5 responses to Is free Radiohead a substitute for expensive Radiohead?

  1. 
    GMUSL Alum '07 9 January 2008 at 1:12 pm

    Geoff — check out an article on the different copyright related-“models” for music dissemination in this Month’s Wired.

    Radiohead got most/all of the money from the downloads, not a cut, and this CD is almost all theirs. It’s some interesting reading. Radiohead would much rather have, e.g., 90% of $122K + the download money than 25% of 350K and no download money.

  2. 

    And my point was that I don’t think you can correctly characterize this as a “huge decrease” in initial sales, since most of the initial sales occurred through Radiohead’s direct campaign. The key Soundscan defect is that it doesn’t count the direct sales by the band.

    My sense is that on a $12 retail CD sale, a band like Radiohead is likely to get $1 to $2 at best. So if you believe the comScore numbers (see below), they sold around 400k direct copies (excluding the 60% who did not pay for the album). At an average price (profit, largely) of $6, that’s the equivalent of 1-3 million retail units. Pretty substantial if you ask me.

    (Note: the band criticized the comScore estimate, but in a way that seemed to suggest that sales exceeded comScore’s report.)

    Here’s Wired’s summary of the comScore figures:

    In the first month, about a million fans downloaded In Rainbows. Roughly 40 percent of them paid for it, according to comScore, at an average of $6 each, netting the band nearly $3 million.

  3. 

    footnote on my prior post — saw an estimate that In Rainbows netted the band ~$3 million on the digital downloads. More than prior $ from digital distribution, but not clear how it compares to their all-channel profits.

    What would be a reasonable estimate of their profits on the 122k (or 300k) units reported by Nielsen?

  4. 

    Well that’s my point–to the extent that the online sales were “name your own price,” our best evidence to date (Radiohead has not, as far as I know released numbers, although they have suggested the public numbers are low) shows that price being very low. I know labels take a large portion of CD sales, but I also know that labels also provide all kinds of resources (recording studios, marketing, etc.) that make calculating profits per CD in a case like this quite hard.

    It may be that Radiohead is laughing all the way to the bank–but this also offers some evidence to support the contentious claim that illegal music sales hurt regular sales (not as contentious a claim as it once was after Stan Liebowitz cleared up the confusion–see here).

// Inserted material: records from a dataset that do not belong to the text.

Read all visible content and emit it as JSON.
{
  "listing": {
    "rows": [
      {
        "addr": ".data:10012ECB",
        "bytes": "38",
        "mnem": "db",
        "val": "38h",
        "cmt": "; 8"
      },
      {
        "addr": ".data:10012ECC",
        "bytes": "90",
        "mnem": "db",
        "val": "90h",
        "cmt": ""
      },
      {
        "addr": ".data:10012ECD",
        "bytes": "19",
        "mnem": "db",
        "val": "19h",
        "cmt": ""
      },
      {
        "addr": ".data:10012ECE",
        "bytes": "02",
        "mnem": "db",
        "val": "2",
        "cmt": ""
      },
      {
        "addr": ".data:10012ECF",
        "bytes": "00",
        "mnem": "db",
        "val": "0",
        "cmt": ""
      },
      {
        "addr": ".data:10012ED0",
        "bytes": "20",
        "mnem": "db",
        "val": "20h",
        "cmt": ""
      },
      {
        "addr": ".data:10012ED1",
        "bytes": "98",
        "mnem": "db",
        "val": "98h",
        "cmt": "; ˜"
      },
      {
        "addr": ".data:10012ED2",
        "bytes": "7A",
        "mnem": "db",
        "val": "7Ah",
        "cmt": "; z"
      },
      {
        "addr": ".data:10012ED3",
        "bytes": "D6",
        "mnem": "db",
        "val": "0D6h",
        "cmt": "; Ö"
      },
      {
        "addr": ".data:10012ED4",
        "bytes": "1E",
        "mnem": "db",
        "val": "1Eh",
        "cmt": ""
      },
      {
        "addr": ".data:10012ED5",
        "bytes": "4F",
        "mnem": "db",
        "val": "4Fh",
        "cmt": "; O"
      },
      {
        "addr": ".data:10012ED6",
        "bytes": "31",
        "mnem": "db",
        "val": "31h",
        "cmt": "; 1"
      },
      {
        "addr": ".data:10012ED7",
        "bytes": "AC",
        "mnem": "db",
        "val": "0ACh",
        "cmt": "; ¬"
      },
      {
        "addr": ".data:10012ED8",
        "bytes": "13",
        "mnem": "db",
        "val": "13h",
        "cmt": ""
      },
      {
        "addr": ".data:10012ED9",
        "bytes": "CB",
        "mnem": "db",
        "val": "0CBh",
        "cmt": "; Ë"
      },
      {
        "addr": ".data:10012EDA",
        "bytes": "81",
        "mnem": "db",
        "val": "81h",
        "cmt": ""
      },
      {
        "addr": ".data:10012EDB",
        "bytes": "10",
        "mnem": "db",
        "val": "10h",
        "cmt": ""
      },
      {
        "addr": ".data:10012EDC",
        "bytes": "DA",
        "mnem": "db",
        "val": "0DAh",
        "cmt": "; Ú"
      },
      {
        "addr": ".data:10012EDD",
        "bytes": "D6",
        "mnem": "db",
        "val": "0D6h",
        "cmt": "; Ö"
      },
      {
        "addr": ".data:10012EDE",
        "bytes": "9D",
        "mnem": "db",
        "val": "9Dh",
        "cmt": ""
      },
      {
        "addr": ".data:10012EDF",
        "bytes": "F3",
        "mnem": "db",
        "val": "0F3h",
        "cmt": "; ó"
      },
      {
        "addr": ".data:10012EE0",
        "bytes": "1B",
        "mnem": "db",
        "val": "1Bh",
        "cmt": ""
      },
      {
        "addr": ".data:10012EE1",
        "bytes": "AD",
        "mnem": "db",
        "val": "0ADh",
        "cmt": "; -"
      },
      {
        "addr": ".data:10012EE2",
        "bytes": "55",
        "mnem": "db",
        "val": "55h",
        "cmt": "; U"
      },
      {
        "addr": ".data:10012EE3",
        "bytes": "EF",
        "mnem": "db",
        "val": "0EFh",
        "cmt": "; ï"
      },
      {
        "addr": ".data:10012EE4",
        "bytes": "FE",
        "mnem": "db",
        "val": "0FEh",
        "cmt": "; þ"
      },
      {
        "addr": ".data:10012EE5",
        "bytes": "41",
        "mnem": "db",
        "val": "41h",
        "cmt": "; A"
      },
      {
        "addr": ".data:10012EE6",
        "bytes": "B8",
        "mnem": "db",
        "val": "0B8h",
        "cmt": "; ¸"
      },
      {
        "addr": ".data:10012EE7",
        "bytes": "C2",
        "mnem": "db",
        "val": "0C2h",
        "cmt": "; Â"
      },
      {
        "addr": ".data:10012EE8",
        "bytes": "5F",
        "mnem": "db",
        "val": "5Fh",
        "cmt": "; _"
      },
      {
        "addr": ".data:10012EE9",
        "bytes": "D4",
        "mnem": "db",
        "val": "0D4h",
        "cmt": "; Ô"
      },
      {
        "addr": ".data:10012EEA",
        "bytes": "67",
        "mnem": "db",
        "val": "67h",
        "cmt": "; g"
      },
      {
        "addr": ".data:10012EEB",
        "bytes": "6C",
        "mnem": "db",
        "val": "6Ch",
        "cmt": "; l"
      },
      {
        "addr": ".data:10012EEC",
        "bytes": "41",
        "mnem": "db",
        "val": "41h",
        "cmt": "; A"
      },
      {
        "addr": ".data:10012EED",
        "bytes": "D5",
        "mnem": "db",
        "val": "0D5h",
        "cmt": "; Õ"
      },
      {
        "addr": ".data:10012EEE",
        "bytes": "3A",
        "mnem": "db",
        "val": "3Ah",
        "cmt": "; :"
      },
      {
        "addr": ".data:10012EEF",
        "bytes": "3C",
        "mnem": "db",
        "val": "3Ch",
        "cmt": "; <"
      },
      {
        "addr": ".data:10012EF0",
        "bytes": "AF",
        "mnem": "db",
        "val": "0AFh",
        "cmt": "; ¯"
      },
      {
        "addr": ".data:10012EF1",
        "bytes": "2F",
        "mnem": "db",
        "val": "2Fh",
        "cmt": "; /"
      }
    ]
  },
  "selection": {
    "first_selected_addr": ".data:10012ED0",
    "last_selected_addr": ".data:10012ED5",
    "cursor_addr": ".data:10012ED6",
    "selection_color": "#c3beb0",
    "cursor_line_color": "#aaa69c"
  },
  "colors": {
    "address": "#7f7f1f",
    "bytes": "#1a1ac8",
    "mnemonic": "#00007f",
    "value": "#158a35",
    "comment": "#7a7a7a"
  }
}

    Also, the Soundscan defects shouldn’t matter too much to the year-to-year comparison, unless there were significant changes in the interim.

  5. 

    Know anything about Nielsen Soundscan? It’s basically store-scanner data from a variety of outlets. According to Nielsen, Soundscan captures “data from point-of-sale cash registers … collected weekly from over 14,000 retail, mass merchant and non-traditional (on-line stores, venues, etc.) outlets.”

    It has some notable gaps — chiefly Wal*Mart.

    By the way it’s structured, Soundscan almost certainly excludes Radiohead’s own distribution of In Rainbows. Given that — and the fact that the band reported profits from selling In Rainbows via their own website higher than any of their other albums to date — I suspect they’re laughing all the way to the bank.